Ana Paula Maia construiu uma quase distopia pré-covidiana (o romance é de 2018). Edgar Wilson, se espera mais um pouquinho, poderia estar catando não os corpos dos animais, mas das vítimas das duas grandes ondas pandêmicas de 2020 (que não irão poupar 2021). Edgar Wilson é um herói, porque a morte, embora lhe seja familiar e possa lhe parecer parte integrante da simples tarefa de um operador diário, corrói seu espírito. Os olhos vivos dos aninais mortos lhe falam. E a consciência ouve. Nada nem ninguém pode calar essa voz.

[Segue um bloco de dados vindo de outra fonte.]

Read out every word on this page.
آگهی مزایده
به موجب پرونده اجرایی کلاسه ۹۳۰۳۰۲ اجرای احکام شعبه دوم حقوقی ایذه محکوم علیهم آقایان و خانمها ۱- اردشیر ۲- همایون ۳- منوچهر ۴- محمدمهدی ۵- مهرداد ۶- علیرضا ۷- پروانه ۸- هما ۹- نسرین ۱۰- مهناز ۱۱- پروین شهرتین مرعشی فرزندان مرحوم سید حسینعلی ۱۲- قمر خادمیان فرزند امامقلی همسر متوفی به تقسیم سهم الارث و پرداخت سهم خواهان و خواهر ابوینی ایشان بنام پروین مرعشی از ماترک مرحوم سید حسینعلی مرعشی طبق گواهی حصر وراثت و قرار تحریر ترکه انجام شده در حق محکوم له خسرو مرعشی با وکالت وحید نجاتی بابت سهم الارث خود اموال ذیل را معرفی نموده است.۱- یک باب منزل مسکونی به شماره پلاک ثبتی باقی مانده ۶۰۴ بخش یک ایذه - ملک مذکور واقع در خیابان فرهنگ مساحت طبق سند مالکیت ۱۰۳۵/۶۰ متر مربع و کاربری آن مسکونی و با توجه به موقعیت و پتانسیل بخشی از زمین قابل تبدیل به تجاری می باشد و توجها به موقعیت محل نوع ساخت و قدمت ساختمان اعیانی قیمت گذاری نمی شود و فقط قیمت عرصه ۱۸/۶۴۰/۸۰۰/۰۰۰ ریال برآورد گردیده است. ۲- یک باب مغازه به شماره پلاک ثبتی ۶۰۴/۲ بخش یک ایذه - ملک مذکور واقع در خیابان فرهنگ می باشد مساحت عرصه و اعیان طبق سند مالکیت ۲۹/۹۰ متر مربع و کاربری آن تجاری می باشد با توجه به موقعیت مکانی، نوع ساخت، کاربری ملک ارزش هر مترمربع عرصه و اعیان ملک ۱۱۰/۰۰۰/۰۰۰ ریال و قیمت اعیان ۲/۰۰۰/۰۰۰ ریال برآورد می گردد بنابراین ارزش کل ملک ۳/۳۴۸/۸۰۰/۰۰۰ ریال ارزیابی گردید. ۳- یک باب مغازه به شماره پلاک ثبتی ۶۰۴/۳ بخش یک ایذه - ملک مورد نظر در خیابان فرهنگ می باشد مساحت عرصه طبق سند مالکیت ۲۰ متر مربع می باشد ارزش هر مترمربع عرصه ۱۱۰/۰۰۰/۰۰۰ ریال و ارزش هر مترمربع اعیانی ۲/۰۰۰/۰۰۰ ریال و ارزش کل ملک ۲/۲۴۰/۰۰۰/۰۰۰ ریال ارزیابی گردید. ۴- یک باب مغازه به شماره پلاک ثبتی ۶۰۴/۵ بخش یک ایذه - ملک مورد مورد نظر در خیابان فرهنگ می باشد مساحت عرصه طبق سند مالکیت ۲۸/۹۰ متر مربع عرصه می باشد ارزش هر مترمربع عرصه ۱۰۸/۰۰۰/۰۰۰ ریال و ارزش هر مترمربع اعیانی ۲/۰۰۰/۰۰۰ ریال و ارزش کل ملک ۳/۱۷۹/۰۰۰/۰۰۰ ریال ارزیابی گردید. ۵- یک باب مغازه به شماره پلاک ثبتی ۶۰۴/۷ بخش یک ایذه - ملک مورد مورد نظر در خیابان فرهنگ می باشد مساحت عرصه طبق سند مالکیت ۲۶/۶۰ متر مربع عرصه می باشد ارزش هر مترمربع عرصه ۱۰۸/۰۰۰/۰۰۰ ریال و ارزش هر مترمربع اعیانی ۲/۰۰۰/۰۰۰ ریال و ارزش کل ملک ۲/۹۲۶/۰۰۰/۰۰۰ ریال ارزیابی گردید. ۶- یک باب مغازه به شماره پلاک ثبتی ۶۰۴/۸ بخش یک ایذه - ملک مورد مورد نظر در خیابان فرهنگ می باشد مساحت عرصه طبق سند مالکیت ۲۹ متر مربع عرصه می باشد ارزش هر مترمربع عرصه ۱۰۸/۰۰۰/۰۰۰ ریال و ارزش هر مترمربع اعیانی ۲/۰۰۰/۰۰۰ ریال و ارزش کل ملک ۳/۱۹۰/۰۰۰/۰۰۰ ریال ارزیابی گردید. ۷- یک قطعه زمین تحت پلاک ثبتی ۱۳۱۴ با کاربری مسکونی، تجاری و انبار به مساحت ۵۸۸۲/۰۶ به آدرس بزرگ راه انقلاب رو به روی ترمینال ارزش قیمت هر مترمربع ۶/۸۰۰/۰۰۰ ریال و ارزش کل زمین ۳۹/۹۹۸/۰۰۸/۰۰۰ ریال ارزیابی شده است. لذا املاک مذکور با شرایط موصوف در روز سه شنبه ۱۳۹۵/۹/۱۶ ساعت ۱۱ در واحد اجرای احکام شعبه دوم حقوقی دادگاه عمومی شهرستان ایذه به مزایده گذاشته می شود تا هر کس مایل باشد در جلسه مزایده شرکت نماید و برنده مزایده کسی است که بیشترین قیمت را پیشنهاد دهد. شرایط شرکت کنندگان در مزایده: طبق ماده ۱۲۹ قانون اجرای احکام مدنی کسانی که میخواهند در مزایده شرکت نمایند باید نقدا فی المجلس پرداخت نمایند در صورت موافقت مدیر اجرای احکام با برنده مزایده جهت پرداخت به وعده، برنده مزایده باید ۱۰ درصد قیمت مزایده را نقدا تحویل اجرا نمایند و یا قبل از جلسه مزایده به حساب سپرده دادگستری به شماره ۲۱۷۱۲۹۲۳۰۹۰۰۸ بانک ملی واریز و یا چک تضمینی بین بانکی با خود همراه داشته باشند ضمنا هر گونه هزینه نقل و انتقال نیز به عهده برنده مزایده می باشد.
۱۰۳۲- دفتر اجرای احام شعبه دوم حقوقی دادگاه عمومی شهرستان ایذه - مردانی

Qual Tobit contemporâneo (procure o livro de Tobias na Bíblia e verá a inevitável referência), Edgar Wilson, cuja consciência não deixa passar incólume nem a cotidiana morte animal, fica tão perturbado diante dos corpos humanos insepultos, que enterrá-los configura, não só mais um corriqueiro serviço, mas uma tarefa com estigma vocacional. Com ares de faroeste de horror metafísico, “Enterre seus mortos”, se pode deixar uma lição é: a morte nunca é banal.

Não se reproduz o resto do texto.